L'expression de Tuoba Chen changea soudainement, son beau visage se tordit de haine, et son regard vers Rong Yue lança un éclair de froideur sanguinaire : « Tu cherches la mort ! »
L'épée de fer étincelante, accompagnée d'un rugissement strident et mortel, fut tirée de son fourreau et pointée directement vers la gorge de Rongyue !
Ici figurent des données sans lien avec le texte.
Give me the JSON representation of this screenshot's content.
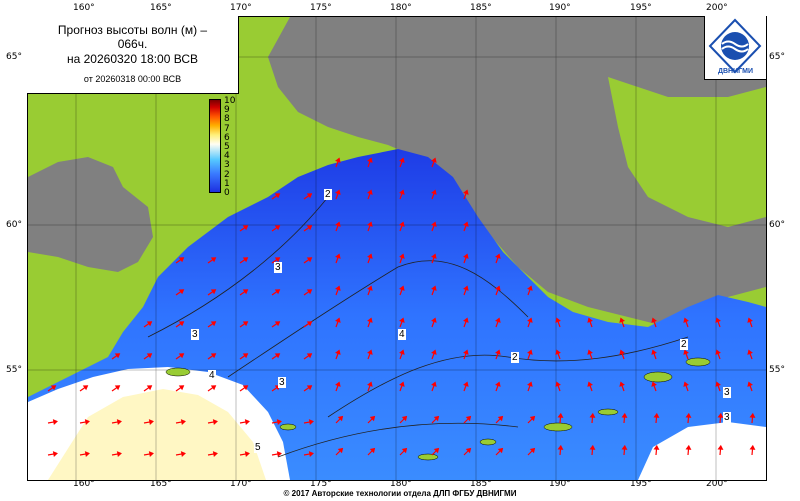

« Arrête tes manigances ! Je ne me laisserai plus berner par toi ! Liu Rongyue, vile femme, si tu oses encore imiter ses paroles, même un demi-mot, je te raserai la tête de mes propres mains ! »
Il se mordit fortement la lèvre inférieure, et quelques gouttes d'un liquide chaud et métallique glissèrent dans sa gorge sèche.
Elle comprenait parfaitement à qui il faisait référence par « elle ».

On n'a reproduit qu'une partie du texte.